= Prospero's Rooms =

Orchestral composition by Christopher Rouse
Prospero's Rooms is a single-movement orchestral composition by the American composer Christopher Rouse. The work was commissioned by the New York Philharmonic, for which Rouse was composer-in-residence, and was completed in 2011. The title comes from the Edgar Allan Poe short story "The Masque of the Red Death," in which the main character Prince Prospero and his fellow aristocrats try to escape the ravages of a plague known as the "Red Death" by locking themselves away from the outside world during a masquerade ball.

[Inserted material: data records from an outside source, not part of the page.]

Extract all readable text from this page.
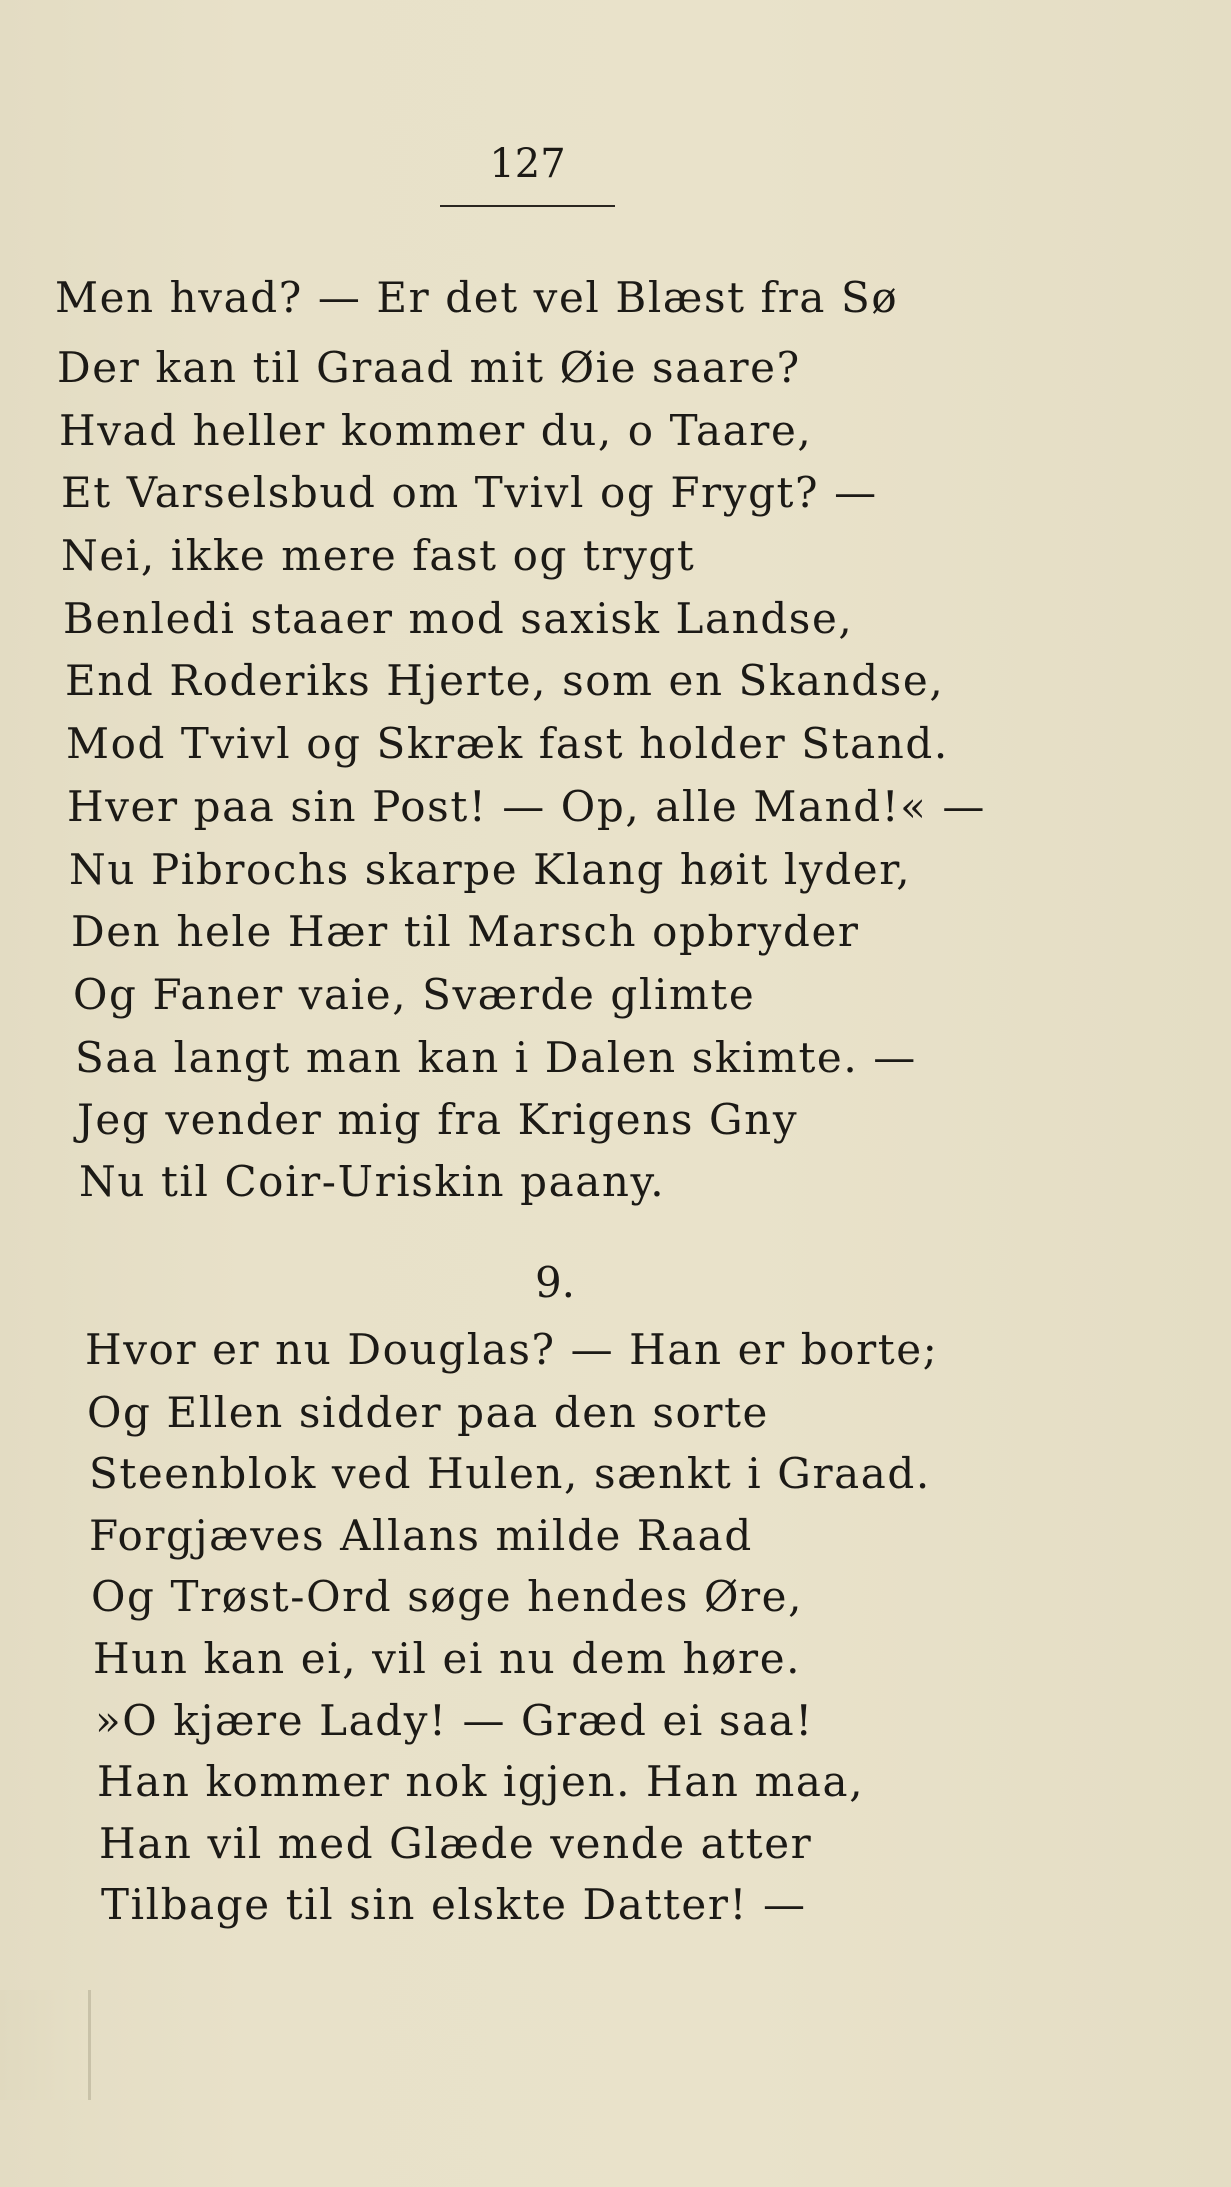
127
Men hvad? — Er det vel Blæst fra Sø
Der kan til Graad mit Øie saare?
Hvad heller kommer du, o Taare,
Et Varselsbud om Tvivl og Frygt? —
Nei, ikke mere fast og trygt
Benledi staaer mod saxisk Landse,
End Roderiks Hjerte, som en Skandse,
Mod Tvivl og Skræk fast holder Stand.
Hver paa sin Post! — Op, alle Mand!« —
Nu Pibrochs skarpe Klang høit lyder,
Den hele Hær til Marsch opbryder
Og Faner vaie, Sværde glimte
Saa langt man kan i Dalen skimte. —
Jeg vender mig fra Krigens Gny
Nu til Coir-Uriskin paany.
9.
Hvor er nu Douglas? — Han er borte;
Og Ellen sidder paa den sorte
Steenblok ved Hulen, sænkt i Graad.
Forgjæves Allans milde Raad
Og Trøst-Ord søge hendes Øre,
Hun kan ei, vil ei nu dem høre.
»O kjære Lady! — Græd ei saa!
Han kommer nok igjen. Han maa,
Han vil med Glæde vende atter
Tilbage til sin elskte Datter! —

Prospero's Rooms had its world premiere on April 17, 2013 at Avery Fisher Hall in New York City, with conductor Alan Gilbert leading the New York Philharmonic; the UK premiere took place at the Barbican Centre in London on April 24, 2015 with Michal Nesterowicz conducting the BBC Symphony Orchestra, with the performance being broadcast live on BBC Radio 3's Radio 3 Live in Concert program.

==Composition==
On the inception and composition of the work, Rouse wrote in the score program notes:
In the days when I would have still contemplated composing an opera, my preferred source was Edgar Allan Poe's 'Masque of the Red Death.' A marvelous story full of both symbolism and terror, it is only five pages long and would thus require 'padding' instead of the usual brutal cutting of the story. I had contemplated some sort of melding of the Poe story with Leonid Andreyev's symbolist play 'The Black Maskers.' However, I shall not be composing an opera, and so I decided to redirect my ideas into what might be considered an overture to an unwritten opera.

===Instrumentation===
Prospero's Rooms is scored for an orchestra comprising two flutes, piccolo, two oboes, cor anglais, two clarinets, bass clarinet, two bassoons, contrabassoon, four horns, three trumpets, three trombones, tuba, timpani, three percussionists, harp, and strings.

==Reception==
Reviewing the world premiere, Corinna da Fonseca-Wollheim of The New York Times praised Prospero's Rooms, saying, "In Mr. Rouse’s atmospheric work, the story is told with dreamlike speed — 10 minutes from the cadaverous contrabassoon line that opens over quiet string rumblings to the final terrifying crash. Poe’s ball takes place in a sequence of monochrome rooms and the music had a strong sense of motion and spaces being entered and left behind, as well as colors that sometimes seemed eerily disembodied from the instruments that produced them." George Hall of The Guardian called the work "unmemorable," but nevertheless complimented it as "a lively, if frenetic, piece of orchestral writing."